Fig. 2

A HCT116 cells were treated with e2-I for 24 h followed by treatment with cycloheximide (CHX) for the indicated times. The intensity of p53 expression for each time point was quantified by grayscale analysis and plotted against time. B e2-I promotes nuclear localization of p53. Cells were treated with 5 μM e2-I or scrambled e2-S for 24 h, then the nuclear fraction was separated from the cytoplasmic fraction, followed by WB with antibodies against p53, Tubulin (markers for cytoplasmic), and Histone (markers for nuclear).
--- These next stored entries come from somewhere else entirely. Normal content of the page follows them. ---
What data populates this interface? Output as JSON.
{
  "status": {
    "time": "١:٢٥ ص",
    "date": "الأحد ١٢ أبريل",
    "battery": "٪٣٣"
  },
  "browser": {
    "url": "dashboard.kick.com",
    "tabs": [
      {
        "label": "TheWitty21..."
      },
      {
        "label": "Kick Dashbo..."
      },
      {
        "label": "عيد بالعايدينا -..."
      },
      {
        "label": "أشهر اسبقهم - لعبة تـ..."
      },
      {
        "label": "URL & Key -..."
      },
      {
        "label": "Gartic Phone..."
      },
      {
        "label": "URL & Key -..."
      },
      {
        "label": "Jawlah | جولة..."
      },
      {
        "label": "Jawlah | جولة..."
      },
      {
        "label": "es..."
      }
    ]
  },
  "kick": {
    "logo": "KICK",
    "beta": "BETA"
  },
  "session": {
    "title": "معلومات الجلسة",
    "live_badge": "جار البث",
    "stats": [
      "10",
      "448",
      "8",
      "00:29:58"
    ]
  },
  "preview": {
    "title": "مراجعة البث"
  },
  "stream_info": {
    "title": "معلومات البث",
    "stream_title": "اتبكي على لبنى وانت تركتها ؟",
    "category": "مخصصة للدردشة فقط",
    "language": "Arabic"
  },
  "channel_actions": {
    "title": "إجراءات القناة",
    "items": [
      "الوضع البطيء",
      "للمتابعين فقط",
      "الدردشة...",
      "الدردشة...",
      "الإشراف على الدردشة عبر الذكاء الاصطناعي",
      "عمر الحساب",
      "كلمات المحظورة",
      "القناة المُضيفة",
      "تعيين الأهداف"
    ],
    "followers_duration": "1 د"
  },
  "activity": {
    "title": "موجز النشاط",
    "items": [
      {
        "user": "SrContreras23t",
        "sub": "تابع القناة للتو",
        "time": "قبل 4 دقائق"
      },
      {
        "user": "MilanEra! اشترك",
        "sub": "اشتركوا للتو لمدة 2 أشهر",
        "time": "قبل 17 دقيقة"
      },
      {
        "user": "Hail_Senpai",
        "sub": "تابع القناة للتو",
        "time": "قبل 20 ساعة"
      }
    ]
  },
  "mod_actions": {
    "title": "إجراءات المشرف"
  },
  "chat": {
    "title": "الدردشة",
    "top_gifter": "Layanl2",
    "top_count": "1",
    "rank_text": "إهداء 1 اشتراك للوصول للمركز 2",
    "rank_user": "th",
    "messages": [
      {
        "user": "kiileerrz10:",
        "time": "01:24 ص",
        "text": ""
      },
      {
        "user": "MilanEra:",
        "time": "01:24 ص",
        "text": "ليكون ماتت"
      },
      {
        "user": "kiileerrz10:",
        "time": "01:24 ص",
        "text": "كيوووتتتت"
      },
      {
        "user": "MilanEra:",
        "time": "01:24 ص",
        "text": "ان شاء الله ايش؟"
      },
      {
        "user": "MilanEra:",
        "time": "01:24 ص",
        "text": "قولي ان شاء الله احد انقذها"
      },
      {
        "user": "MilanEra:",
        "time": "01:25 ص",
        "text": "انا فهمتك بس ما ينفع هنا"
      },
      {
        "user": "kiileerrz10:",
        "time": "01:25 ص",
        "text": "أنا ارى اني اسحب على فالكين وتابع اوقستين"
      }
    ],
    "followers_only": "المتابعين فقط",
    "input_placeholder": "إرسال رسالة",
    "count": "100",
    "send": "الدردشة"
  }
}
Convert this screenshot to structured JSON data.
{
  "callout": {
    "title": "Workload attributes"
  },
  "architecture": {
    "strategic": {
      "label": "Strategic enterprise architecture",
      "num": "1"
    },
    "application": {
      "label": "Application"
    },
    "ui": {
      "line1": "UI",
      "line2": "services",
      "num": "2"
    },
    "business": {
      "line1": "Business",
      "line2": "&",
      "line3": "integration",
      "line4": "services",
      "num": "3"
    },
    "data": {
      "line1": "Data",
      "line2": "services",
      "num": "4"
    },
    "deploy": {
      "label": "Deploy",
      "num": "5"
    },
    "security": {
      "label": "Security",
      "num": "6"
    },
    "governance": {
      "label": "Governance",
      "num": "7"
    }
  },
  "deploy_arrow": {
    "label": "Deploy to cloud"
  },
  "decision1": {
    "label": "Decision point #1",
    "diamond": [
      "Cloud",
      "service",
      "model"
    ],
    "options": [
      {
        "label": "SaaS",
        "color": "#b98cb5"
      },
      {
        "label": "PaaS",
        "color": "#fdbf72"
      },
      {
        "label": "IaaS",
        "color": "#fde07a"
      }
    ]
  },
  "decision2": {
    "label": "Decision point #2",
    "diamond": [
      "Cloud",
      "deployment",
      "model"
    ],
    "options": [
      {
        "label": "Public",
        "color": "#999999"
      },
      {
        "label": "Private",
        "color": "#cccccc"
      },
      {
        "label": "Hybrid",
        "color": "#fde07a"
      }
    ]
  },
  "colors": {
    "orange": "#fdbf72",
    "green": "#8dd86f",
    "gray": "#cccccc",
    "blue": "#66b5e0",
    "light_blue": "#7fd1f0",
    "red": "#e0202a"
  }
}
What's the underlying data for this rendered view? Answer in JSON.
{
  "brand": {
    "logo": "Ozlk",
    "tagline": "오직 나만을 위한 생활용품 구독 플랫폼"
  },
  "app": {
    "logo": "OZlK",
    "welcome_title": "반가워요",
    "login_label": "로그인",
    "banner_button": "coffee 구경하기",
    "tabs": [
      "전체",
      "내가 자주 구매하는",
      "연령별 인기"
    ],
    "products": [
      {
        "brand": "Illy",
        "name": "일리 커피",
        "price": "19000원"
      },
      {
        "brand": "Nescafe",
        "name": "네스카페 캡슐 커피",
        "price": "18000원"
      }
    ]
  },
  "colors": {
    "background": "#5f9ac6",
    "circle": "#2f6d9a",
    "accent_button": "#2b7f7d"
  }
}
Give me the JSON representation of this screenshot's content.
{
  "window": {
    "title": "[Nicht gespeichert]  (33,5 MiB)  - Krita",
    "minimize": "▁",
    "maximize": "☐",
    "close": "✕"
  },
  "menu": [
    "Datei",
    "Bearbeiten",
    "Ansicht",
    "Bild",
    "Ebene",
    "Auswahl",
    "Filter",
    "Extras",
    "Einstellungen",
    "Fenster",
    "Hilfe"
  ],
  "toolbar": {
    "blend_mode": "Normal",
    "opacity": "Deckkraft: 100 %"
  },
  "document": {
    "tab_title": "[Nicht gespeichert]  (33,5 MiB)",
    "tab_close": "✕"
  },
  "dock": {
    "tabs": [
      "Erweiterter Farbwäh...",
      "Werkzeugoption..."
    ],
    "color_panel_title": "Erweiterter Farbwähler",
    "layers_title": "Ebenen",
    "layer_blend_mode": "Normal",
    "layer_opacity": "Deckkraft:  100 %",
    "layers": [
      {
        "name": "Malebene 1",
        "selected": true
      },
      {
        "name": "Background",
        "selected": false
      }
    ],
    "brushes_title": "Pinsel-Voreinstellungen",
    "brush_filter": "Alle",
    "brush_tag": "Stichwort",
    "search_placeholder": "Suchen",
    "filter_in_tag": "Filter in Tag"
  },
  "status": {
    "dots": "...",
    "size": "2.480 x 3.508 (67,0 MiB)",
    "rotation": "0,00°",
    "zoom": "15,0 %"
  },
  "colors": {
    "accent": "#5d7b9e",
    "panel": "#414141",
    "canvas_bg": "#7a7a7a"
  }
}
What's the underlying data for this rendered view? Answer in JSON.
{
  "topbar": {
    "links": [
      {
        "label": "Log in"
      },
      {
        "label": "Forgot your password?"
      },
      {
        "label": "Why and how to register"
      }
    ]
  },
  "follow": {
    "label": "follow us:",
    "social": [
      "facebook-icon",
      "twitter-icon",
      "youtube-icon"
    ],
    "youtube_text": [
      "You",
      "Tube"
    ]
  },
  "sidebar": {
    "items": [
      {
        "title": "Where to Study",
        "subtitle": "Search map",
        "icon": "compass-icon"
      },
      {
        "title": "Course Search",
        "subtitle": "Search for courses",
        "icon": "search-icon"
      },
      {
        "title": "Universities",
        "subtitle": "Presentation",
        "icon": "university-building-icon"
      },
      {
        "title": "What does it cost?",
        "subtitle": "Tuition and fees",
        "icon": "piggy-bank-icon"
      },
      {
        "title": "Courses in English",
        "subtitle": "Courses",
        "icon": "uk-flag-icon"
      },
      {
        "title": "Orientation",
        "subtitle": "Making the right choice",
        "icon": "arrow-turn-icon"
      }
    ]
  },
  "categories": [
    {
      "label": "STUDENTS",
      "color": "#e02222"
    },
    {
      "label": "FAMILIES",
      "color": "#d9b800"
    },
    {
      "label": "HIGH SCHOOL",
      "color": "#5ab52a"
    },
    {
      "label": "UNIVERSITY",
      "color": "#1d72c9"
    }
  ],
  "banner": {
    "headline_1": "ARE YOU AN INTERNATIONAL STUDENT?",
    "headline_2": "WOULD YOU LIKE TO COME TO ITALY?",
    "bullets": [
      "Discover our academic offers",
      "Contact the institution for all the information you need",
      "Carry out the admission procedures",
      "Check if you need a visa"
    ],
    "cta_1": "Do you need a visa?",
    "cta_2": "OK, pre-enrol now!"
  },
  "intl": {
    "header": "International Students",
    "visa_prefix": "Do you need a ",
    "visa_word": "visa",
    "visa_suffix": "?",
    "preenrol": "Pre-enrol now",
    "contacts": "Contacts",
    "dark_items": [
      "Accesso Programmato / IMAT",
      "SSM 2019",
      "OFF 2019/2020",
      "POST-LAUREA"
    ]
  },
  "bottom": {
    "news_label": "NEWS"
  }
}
C e2-I inhibits the CPT-induced phosphorylation of p53 at multi-S-P. Cells were treated with peptide as in (B), along with mock-treated or treated with 200 nM CPT for 24 h, followed by WB. D e2-I inhibits the nocodazole-induced phosphorylation of p53-Thr81. The experiment was done as described in (C), except that cell were mock-treated or treated with nocodazole (50 ng/ml). E e2-I inhibits multi-S/T-P phosphorylation of p53 at basal conditions. F Depletion of eIF4E2 inhibits the phosphorylation of p53-Ser33 and p53-Ser315. eIF4E2 siRNA#2 was transfected into HCT116 cells for 72 h, followed by WB with indicated antibodies. G Knockout of eIF4E2 inhibits the phosphorylation of p53-Ser33 and p53-Ser315. Lysis of eIF4E2-KO HCT116 (KO) and isogenic wild-type HCT116 (WT) cells, followed by WB with indicated antibodies. H Mutant p53-6A is preferentially located in the nuclear. Vectors expressing FLAG tagged p53, p53-6A or p53-6D, were transfected into p53-null HCT116 cells for 48 h. The nuclear and cytoplasmic fractions were separated, followed by WB. I Green fluorescent signals showed that mutant p53-6A is preferentially located in nuclear. Vectors expressing GFP-fused p53, p53-6A or p53-6D, were transfected into p53-null HCT116 cells for 24 h. GFP fluorescence and DAPI staining were observed using confocal microscopy. Scale bars, 5 μm.